Among the recently developed deep learning-based approaches for segmentation, CNN is a multi-layered neural network that learns to map original image files and corresponding labels hierarchically, and to change the segmentation task into the classification of voxels [16][17][16,17]. For instance, Wang et al. introduced a multi-view CNN (MV-CNN) for nodule segmentation [18]. Further, Huang et al. developed a fast and fully automated detection and segmentation approach for pulmonary nodules in thoracic CT scans using deep convolutional neural networks [19]. Moreover, the authors Subham and Raman developed a lung nodule segmentation approach Using 3-dimensional convolutional neural networks [20]. A good review is also available on pulmonary nodule detection and diagnosis using deep learning applications in computed tomography images [21]. Moreover, Havaei et al. in [22] proposed a cascaded variant of CNN (Cascaded-CNN) for brain tumor segmentation. Further extending the use of CNN to lung nodule segmentation, Shen et al. proposed a multi-crop CNN (MC-CNN) to extract salient nodule features and classify malignancy [16]. Furthermore, Wang et al. in [18] introduced a multi-view deep CNN (MV-DCNN), and Sun et al. in [23] introduced a three multi-channel region of interest (RoI)-based CNN (MCROI-CNN) for lung nodule segmentation and displayed the effectiveness of CNN over existing computer-aided diagnosis systems. Further expanding work on CNN-based architectures, Zhao et al. have advocated an enhanced pyramid deconvolution network for increasing performance on lung nodule segmentation which blends low-level fine-grained characteristics with high-level functional characteristics [24].

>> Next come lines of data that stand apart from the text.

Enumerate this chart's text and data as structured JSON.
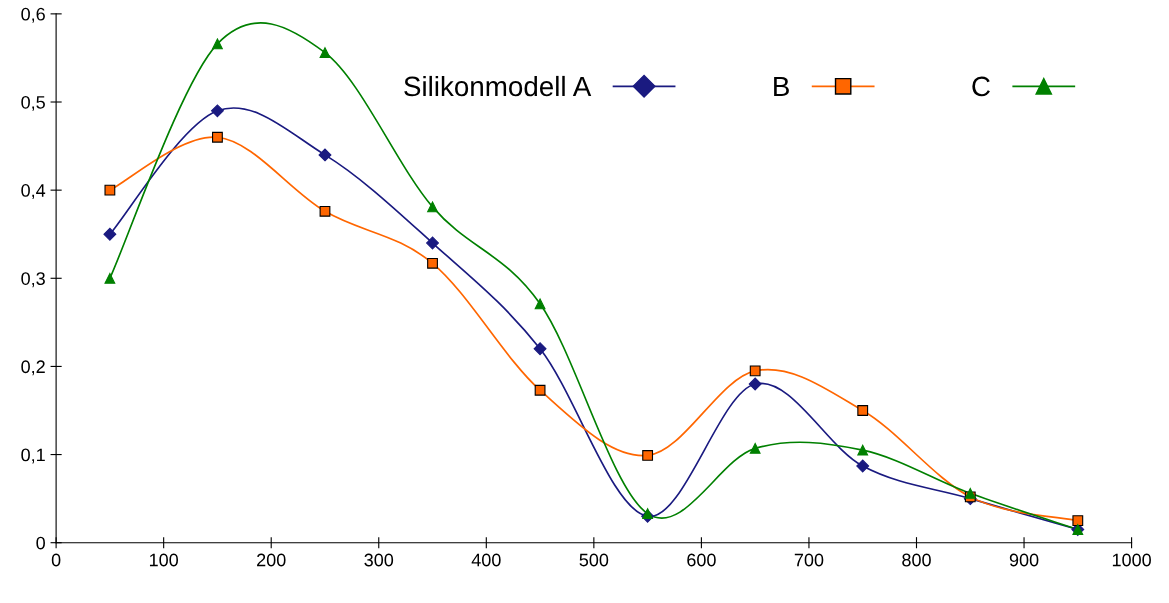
{
  "chart_data": {
    "type": "line",
    "x": [
      50,
      150,
      250,
      350,
      450,
      550,
      650,
      750,
      850,
      950
    ],
    "series": [
      {
        "name": "Silikonmodell A",
        "color": "#1a1a80",
        "marker": "diamond",
        "values": [
          0.35,
          0.49,
          0.44,
          0.34,
          0.22,
          0.03,
          0.18,
          0.087,
          0.05,
          0.015
        ]
      },
      {
        "name": "B",
        "color": "#ff6600",
        "marker": "square",
        "values": [
          0.4,
          0.46,
          0.376,
          0.317,
          0.173,
          0.099,
          0.195,
          0.15,
          0.052,
          0.025
        ]
      },
      {
        "name": "C",
        "color": "#008000",
        "marker": "triangle",
        "values": [
          0.3,
          0.566,
          0.556,
          0.381,
          0.271,
          0.033,
          0.107,
          0.105,
          0.056,
          0.015
        ]
      }
    ],
    "xlim": [
      0,
      1000
    ],
    "xticks": [
      0,
      100,
      200,
      300,
      400,
      500,
      600,
      700,
      800,
      900,
      1000
    ],
    "ylim": [
      0,
      0.6
    ],
    "yticks": [
      {
        "value": 0,
        "label": "0"
      },
      {
        "value": 0.1,
        "label": "0,1"
      },
      {
        "value": 0.2,
        "label": "0,2"
      },
      {
        "value": 0.3,
        "label": "0,3"
      },
      {
        "value": 0.4,
        "label": "0,4"
      },
      {
        "value": 0.5,
        "label": "0,5"
      },
      {
        "value": 0.6,
        "label": "0,6"
      }
    ],
    "grid": false,
    "legend": "top right",
    "line_style": "solid"
  }
}
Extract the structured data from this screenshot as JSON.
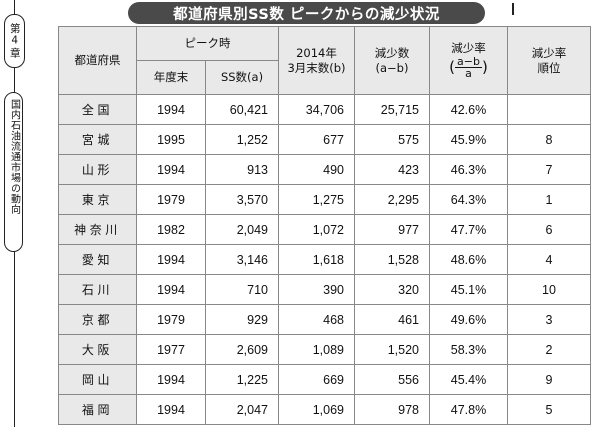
{
  "sidebar": {
    "chapter": "第4章",
    "section": "国内石油流通市場の動向"
  },
  "title": "都道府県別SS数 ピークからの減少状況",
  "table": {
    "headers": {
      "prefecture": "都道府県",
      "peak": "ピーク時",
      "peak_year": "年度末",
      "peak_ss": "SS数(a)",
      "y2014_line1": "2014年",
      "y2014_line2": "3月末数(b)",
      "decrease_line1": "減少数",
      "decrease_line2": "(a−b)",
      "rate_label": "減少率",
      "rate_numerator": "a−b",
      "rate_denominator": "a",
      "rank_line1": "減少率",
      "rank_line2": "順位"
    },
    "rows": [
      {
        "pref": "全国",
        "year": "1994",
        "peak": "60,421",
        "y2014": "34,706",
        "dec": "25,715",
        "rate": "42.6%",
        "rank": ""
      },
      {
        "pref": "宮城",
        "year": "1995",
        "peak": "1,252",
        "y2014": "677",
        "dec": "575",
        "rate": "45.9%",
        "rank": "8"
      },
      {
        "pref": "山形",
        "year": "1994",
        "peak": "913",
        "y2014": "490",
        "dec": "423",
        "rate": "46.3%",
        "rank": "7"
      },
      {
        "pref": "東京",
        "year": "1979",
        "peak": "3,570",
        "y2014": "1,275",
        "dec": "2,295",
        "rate": "64.3%",
        "rank": "1"
      },
      {
        "pref": "神奈川",
        "year": "1982",
        "peak": "2,049",
        "y2014": "1,072",
        "dec": "977",
        "rate": "47.7%",
        "rank": "6"
      },
      {
        "pref": "愛知",
        "year": "1994",
        "peak": "3,146",
        "y2014": "1,618",
        "dec": "1,528",
        "rate": "48.6%",
        "rank": "4"
      },
      {
        "pref": "石川",
        "year": "1994",
        "peak": "710",
        "y2014": "390",
        "dec": "320",
        "rate": "45.1%",
        "rank": "10"
      },
      {
        "pref": "京都",
        "year": "1979",
        "peak": "929",
        "y2014": "468",
        "dec": "461",
        "rate": "49.6%",
        "rank": "3"
      },
      {
        "pref": "大阪",
        "year": "1977",
        "peak": "2,609",
        "y2014": "1,089",
        "dec": "1,520",
        "rate": "58.3%",
        "rank": "2"
      },
      {
        "pref": "岡山",
        "year": "1994",
        "peak": "1,225",
        "y2014": "669",
        "dec": "556",
        "rate": "45.4%",
        "rank": "9"
      },
      {
        "pref": "福岡",
        "year": "1994",
        "peak": "2,047",
        "y2014": "1,069",
        "dec": "978",
        "rate": "47.8%",
        "rank": "5"
      }
    ]
  }
}
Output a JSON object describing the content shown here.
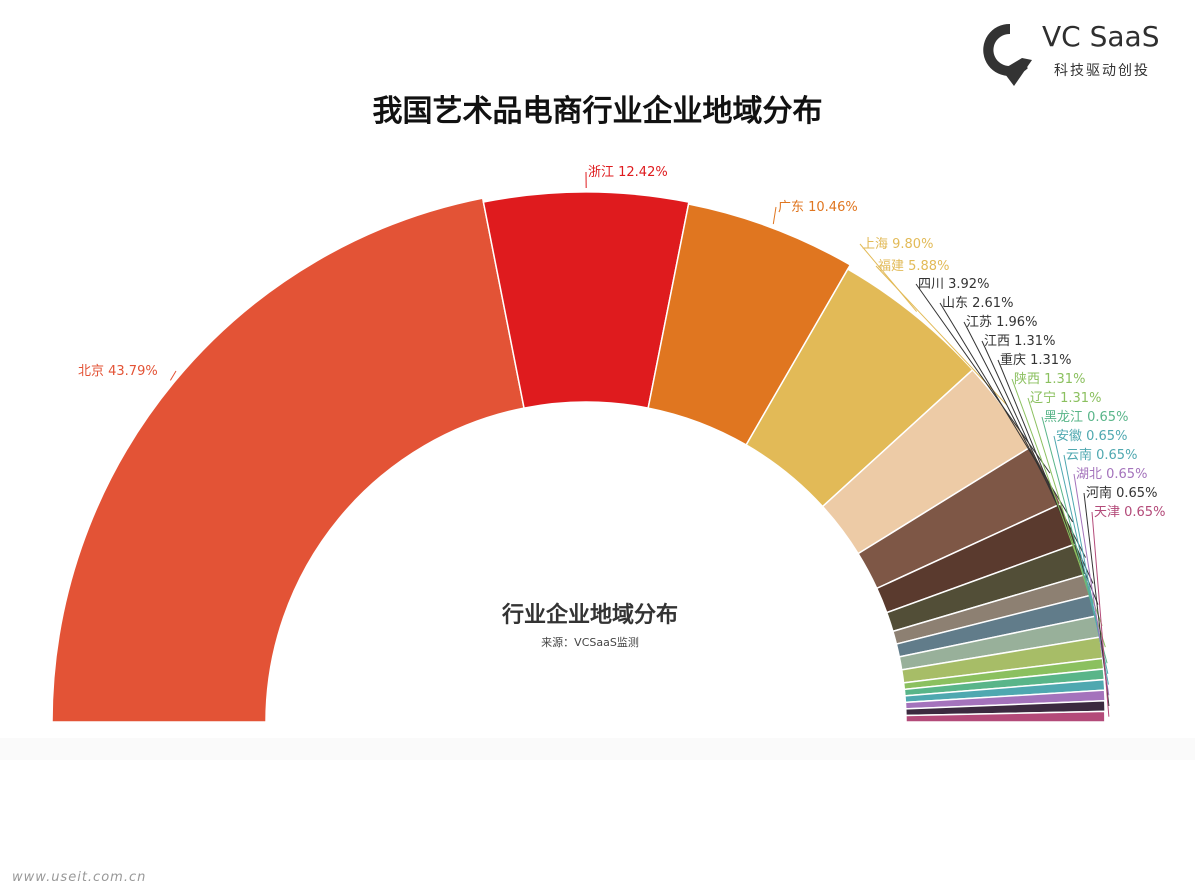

On the other hand, fully convolutional networks [25] are a different approach for CT image segmentation. For example, the architectures 2D U-Net and 3D U-Net, proposed by Ronnerberger et al. and Ciccek et al., respectively, are better adapted to biomedical imaging [5][26][5,26]. The fully convolutional network U-Net (FCN-UNET) architecture is a convolutional network architecture used for fast and precise segmentation of images. Similarly, the central focused CNN (CF-CNN) proposed by Wang et al. is a data-driven method without involving the shape hypothesis. It showed strong performance for the segmentation of juxtapleural nodules [27]. Moreover, Cao et al. recently proposed incorporating intensity features into the CNN architecture by implementing a dual-branch residual network (DB-ResNet) [28].
Segmentation 2D convolutional U-Network (SegU-Net), a U-Net-based architecture, has also been suggested for lung nodule segmentation [29]. For pre-processing, Wang et al. and Cao et al. implemented weighted sampling of training data to deal with the comparatively smaller size of the Lung Image Database Consortium and Image Database Resource Initiative (LIDC-IDRI) dataset [27][28][27,28]. The input slice of a CT scan is cropped to a smaller size with a random weighted sampling strategy to increase the size of the training dataset in the abovementioned method. Recently, Singadkar et al. proposed another approach toward lung nodule segmentation based on a deep deconvolutional residual network (DDRN) [30]. In DDRN, the approach was based on an encoder–decoder architecture with one-directional long-skip connections. Moreover, Wen-Fan Chen et al. developed a residual-dense-attention (RDA) U-Net network architecture for hepatocellular carcinoma segmentation [31].